The first major change to the operation of the new privacy regime is the addition of “permissible purposes” to Section 101”s data minimization requirements. To be fair, this is cosmetic to a degree because the drafters have merely moved and renamed the exceptions that were in Section 209 of the draft, and these were the by now de rigueur exceptions to all the rights people would gain and all the obligations covered entities must meet. The basic responsibility to minimize data collection, processing, and transfer remains the same, but now covered entities and service providers may freely collect, process, and transfer covered data regardless of consent for one of these permissible purposes (more on the purposes below.) And so, the substance has not changed, but the nomenclature has. Hence covered entities and service providers are not using an exception (aka a loophole) but rather are using a Congressionally permitted purpose. The change in language reframes the parameters and operation of the bill in a way that is more palatable to the public and will sound better coming out of the mouths of industry representatives justifying their maximizing their usage as much as possible. Incidentally, this is the first of a number of instances where service providers are made to meet the same responsibilities as covered entities.
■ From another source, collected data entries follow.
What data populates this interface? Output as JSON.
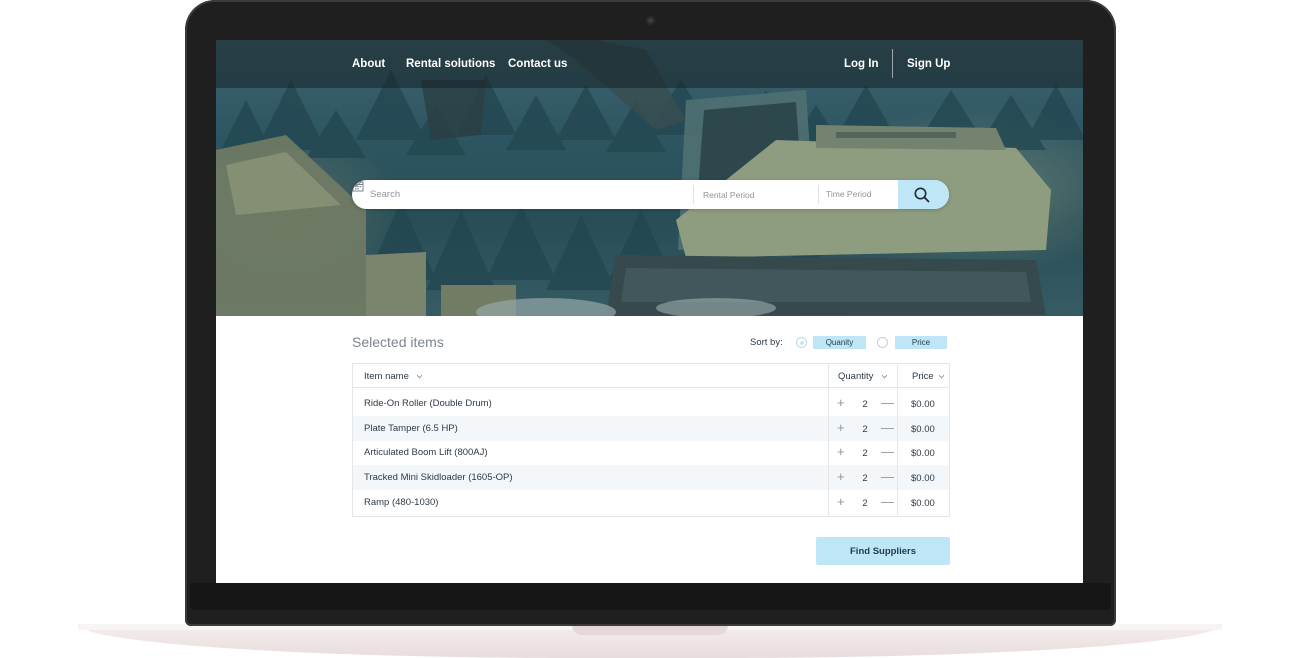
{
  "nav": {
    "links": [
      "About",
      "Rental solutions",
      "Contact us"
    ],
    "login": "Log In",
    "signup": "Sign Up"
  },
  "search": {
    "placeholder": "Search",
    "rental_period": "Rental Period",
    "time_period": "Time Period"
  },
  "selected": {
    "title": "Selected items",
    "sort_label": "Sort by:",
    "sort_options": [
      "Quanity",
      "Price"
    ],
    "sort_selected": "Quanity"
  },
  "table": {
    "columns": [
      "Item name",
      "Quantity",
      "Price"
    ],
    "rows": [
      {
        "name": "Ride-On Roller (Double Drum)",
        "qty": "2",
        "price": "$0.00"
      },
      {
        "name": "Plate Tamper (6.5 HP)",
        "qty": "2",
        "price": "$0.00"
      },
      {
        "name": "Articulated Boom Lift (800AJ)",
        "qty": "2",
        "price": "$0.00"
      },
      {
        "name": "Tracked Mini Skidloader (1605-OP)",
        "qty": "2",
        "price": "$0.00"
      },
      {
        "name": "Ramp (480-1030)",
        "qty": "2",
        "price": "$0.00"
      }
    ],
    "plus_symbol": "+",
    "minus_symbol": "—"
  },
  "actions": {
    "find_suppliers": "Find Suppliers"
  },
  "icons": {
    "search": "search-icon",
    "calendar": "calendar-icon",
    "chevron": "chevron-down-icon"
  },
  "colors": {
    "accent": "#bfe6f6",
    "hero_tint": "#2f5561",
    "text": "#2e3a46"
  }
}
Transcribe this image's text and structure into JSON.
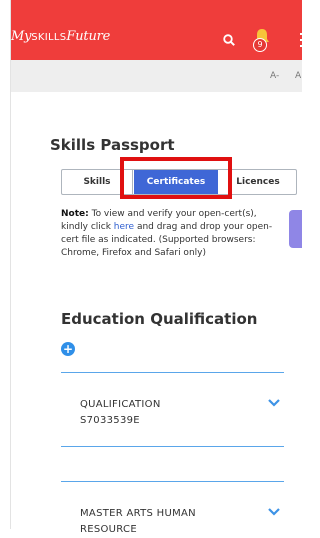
{
  "header": {
    "logo_prefix": "My",
    "logo_middle": "SKILLS",
    "logo_suffix": "Future",
    "notification_count": "9"
  },
  "font_controls": {
    "decrease": "A-",
    "increase": "A"
  },
  "page": {
    "title": "Skills Passport"
  },
  "tabs": [
    {
      "label": "Skills"
    },
    {
      "label": "Certificates",
      "active": true
    },
    {
      "label": "Licences"
    }
  ],
  "note": {
    "bold": "Note:",
    "part1": " To view and verify your open-cert(s), kindly click ",
    "link": "here",
    "part2": " and drag and drop your open-cert file as indicated. (Supported browsers: Chrome, Firefox and Safari only)"
  },
  "education": {
    "title": "Education Qualification",
    "add_symbol": "+",
    "items": [
      {
        "line1": "QUALIFICATION",
        "line2": "S7033539E"
      },
      {
        "line1": "MASTER ARTS HUMAN",
        "line2": "RESOURCE"
      }
    ]
  },
  "colors": {
    "brand": "#ef3d3b",
    "tab_active": "#3f67d6",
    "accent": "#2f8fe8"
  }
}
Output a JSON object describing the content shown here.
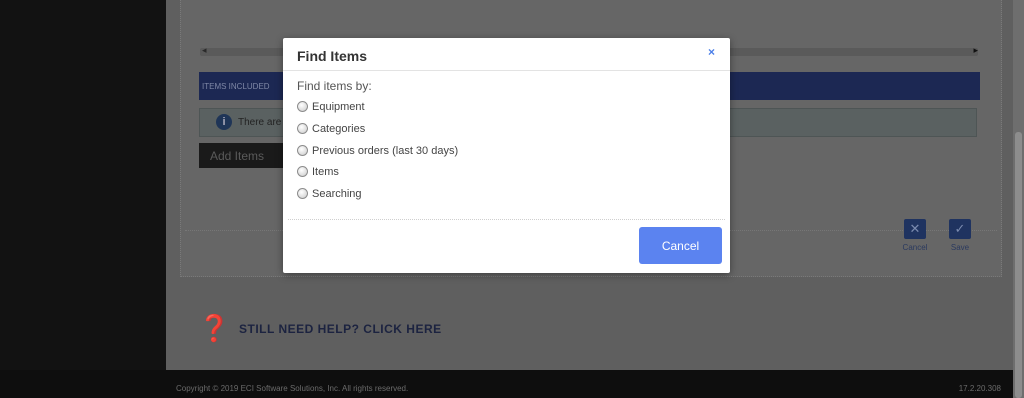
{
  "background": {
    "items_included_label": "ITEMS INCLUDED",
    "info_text": "There are",
    "add_items_label": "Add Items",
    "cancel_action_label": "Cancel",
    "save_action_label": "Save",
    "help_text": "STILL NEED HELP? CLICK HERE",
    "footer_copyright": "Copyright © 2019 ECI Software Solutions, Inc. All rights reserved.",
    "footer_version": "17.2.20.308"
  },
  "modal": {
    "title": "Find Items",
    "close_glyph": "×",
    "prompt": "Find items by:",
    "options": [
      {
        "label": "Equipment"
      },
      {
        "label": "Categories"
      },
      {
        "label": "Previous orders (last 30 days)"
      },
      {
        "label": "Items"
      },
      {
        "label": "Searching"
      }
    ],
    "cancel_label": "Cancel"
  },
  "colors": {
    "accent": "#5b83f0",
    "close": "#4a7ee8",
    "overlay": "#5f5f5f"
  }
}
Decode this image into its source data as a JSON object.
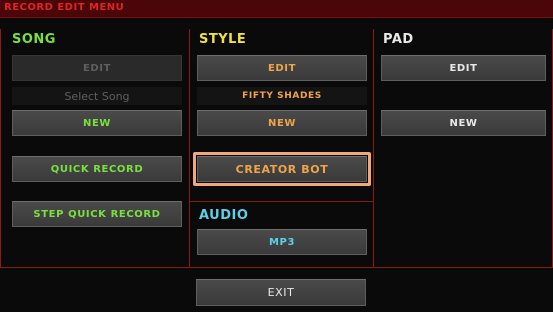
{
  "title": "RECORD EDIT MENU",
  "song": {
    "header": "SONG",
    "edit_label": "EDIT",
    "song_field": "Select Song",
    "new_label": "NEW",
    "quick_record_label": "QUICK RECORD",
    "step_quick_record_label": "STEP QUICK RECORD"
  },
  "style": {
    "header": "STYLE",
    "edit_label": "EDIT",
    "style_name": "FIFTY SHADES",
    "new_label": "NEW",
    "creator_bot_label": "CREATOR BOT"
  },
  "pad": {
    "header": "PAD",
    "edit_label": "EDIT",
    "new_label": "NEW"
  },
  "audio": {
    "header": "AUDIO",
    "mp3_label": "MP3"
  },
  "exit_label": "EXIT",
  "colors": {
    "title_bg": "#4a0608",
    "title_text": "#e02424",
    "frame": "#8a1a1a",
    "song_header": "#7ae03e",
    "style_header": "#f0e040",
    "pad_header": "#e8e8e8",
    "audio_header": "#5bd0e8",
    "selection": "#f0a878"
  }
}
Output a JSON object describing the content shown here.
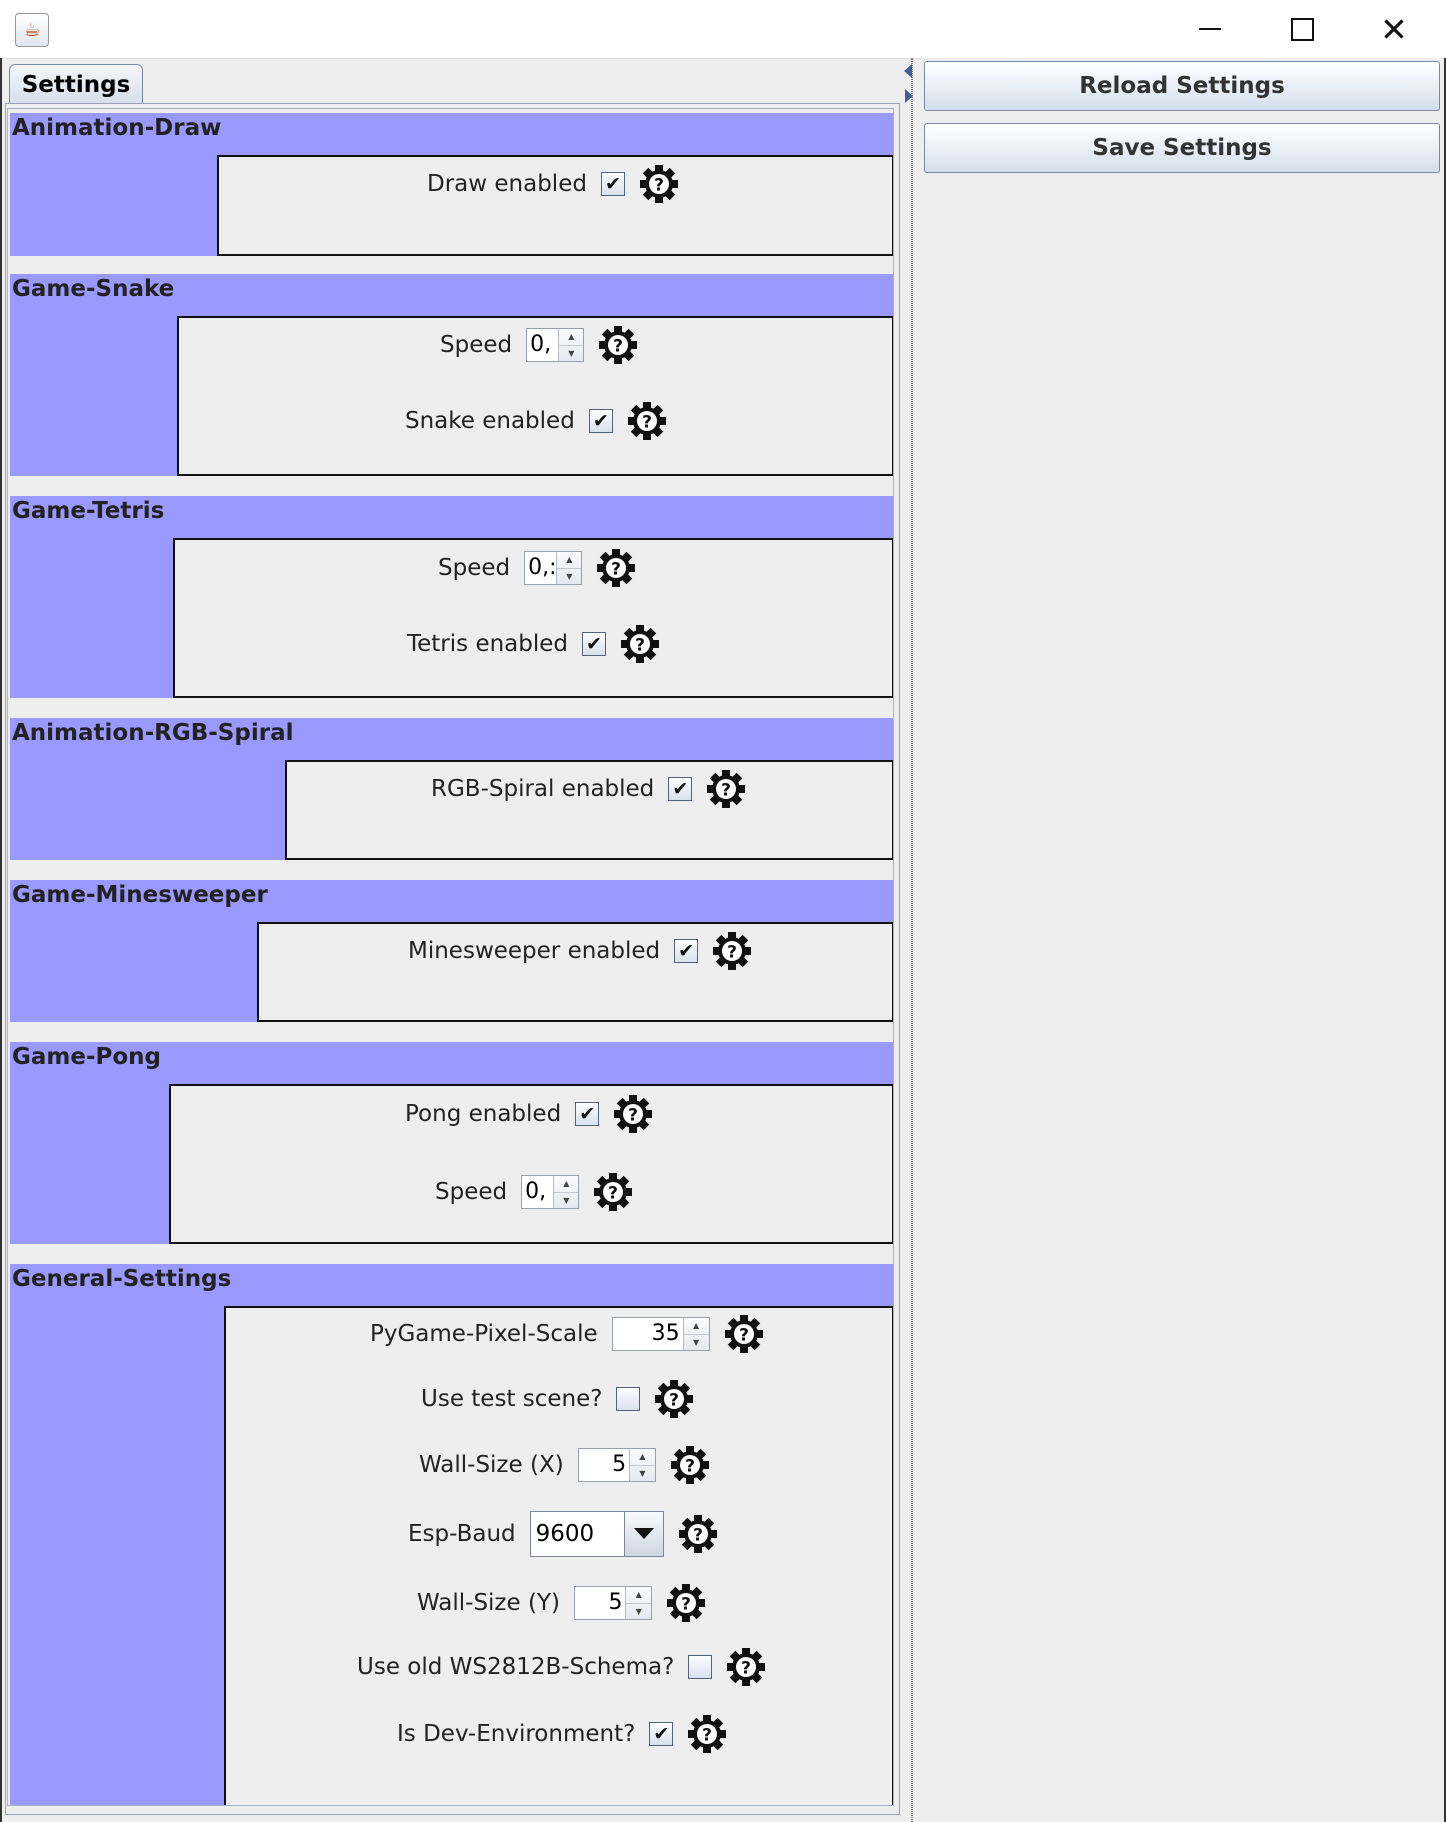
{
  "window": {
    "app_icon": "java-coffee-cup-icon",
    "controls": {
      "minimize": "minimize-icon",
      "maximize": "maximize-icon",
      "close": "close-icon"
    }
  },
  "tabs": [
    {
      "label": "Settings",
      "selected": true
    }
  ],
  "actions": {
    "reload_label": "Reload Settings",
    "save_label": "Save Settings"
  },
  "colors": {
    "section_header": "#9999ff",
    "panel_background": "#eeeeee"
  },
  "sections": [
    {
      "title": "Animation-Draw",
      "rows": [
        {
          "type": "checkbox",
          "label": "Draw enabled",
          "checked": true
        }
      ]
    },
    {
      "title": "Game-Snake",
      "rows": [
        {
          "type": "spinner",
          "label": "Speed",
          "value": "0,"
        },
        {
          "type": "checkbox",
          "label": "Snake enabled",
          "checked": true
        }
      ]
    },
    {
      "title": "Game-Tetris",
      "rows": [
        {
          "type": "spinner",
          "label": "Speed",
          "value": "0,:"
        },
        {
          "type": "checkbox",
          "label": "Tetris enabled",
          "checked": true
        }
      ]
    },
    {
      "title": "Animation-RGB-Spiral",
      "rows": [
        {
          "type": "checkbox",
          "label": "RGB-Spiral enabled",
          "checked": true
        }
      ]
    },
    {
      "title": "Game-Minesweeper",
      "rows": [
        {
          "type": "checkbox",
          "label": "Minesweeper enabled",
          "checked": true
        }
      ]
    },
    {
      "title": "Game-Pong",
      "rows": [
        {
          "type": "checkbox",
          "label": "Pong enabled",
          "checked": true
        },
        {
          "type": "spinner",
          "label": "Speed",
          "value": "0,"
        }
      ]
    },
    {
      "title": "General-Settings",
      "rows": [
        {
          "type": "spinner",
          "label": "PyGame-Pixel-Scale",
          "value": "35"
        },
        {
          "type": "checkbox",
          "label": "Use test scene?",
          "checked": false
        },
        {
          "type": "spinner",
          "label": "Wall-Size (X)",
          "value": "5"
        },
        {
          "type": "combo",
          "label": "Esp-Baud",
          "value": "9600"
        },
        {
          "type": "spinner",
          "label": "Wall-Size (Y)",
          "value": "5"
        },
        {
          "type": "checkbox",
          "label": "Use old WS2812B-Schema?",
          "checked": false
        },
        {
          "type": "checkbox",
          "label": "Is Dev-Environment?",
          "checked": true
        }
      ]
    }
  ],
  "help_icon": "help-gear-icon",
  "check_mark": "✔"
}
As for the exceptions/permissible purposes themselves, there are new purposes. The first is “to authenticate users of a product or service.” This seems reasonable and useful given the ongoing challenges of fending off hackers that use tricks to gain access to people’s accounts. The next pertains to communications between individuals at the behest of an individual in the communication. The third new purpose “to process such data as necessary to provide first party marketing or advertising of products or services provided by the covered entity.” First party marketing and advertising are not defined in the bill, but it appears to encompass an entity’s advertising tailored to a person based on the person’s direct interaction with the entity. For example, if I frequent Dick’s Sporting Goods looking at baseball equipment, the sports store may show me ads for such gear or maybe ads for tickets to the local baseball team’s games. However, a fair reading of the new definition of “targeted advertising” might include first party marketing, and ADPPA gives people the right to opt out of targeted advertising, raising the question how first party advertising could be a permissible purpose? This is an issue the drafters will need to address.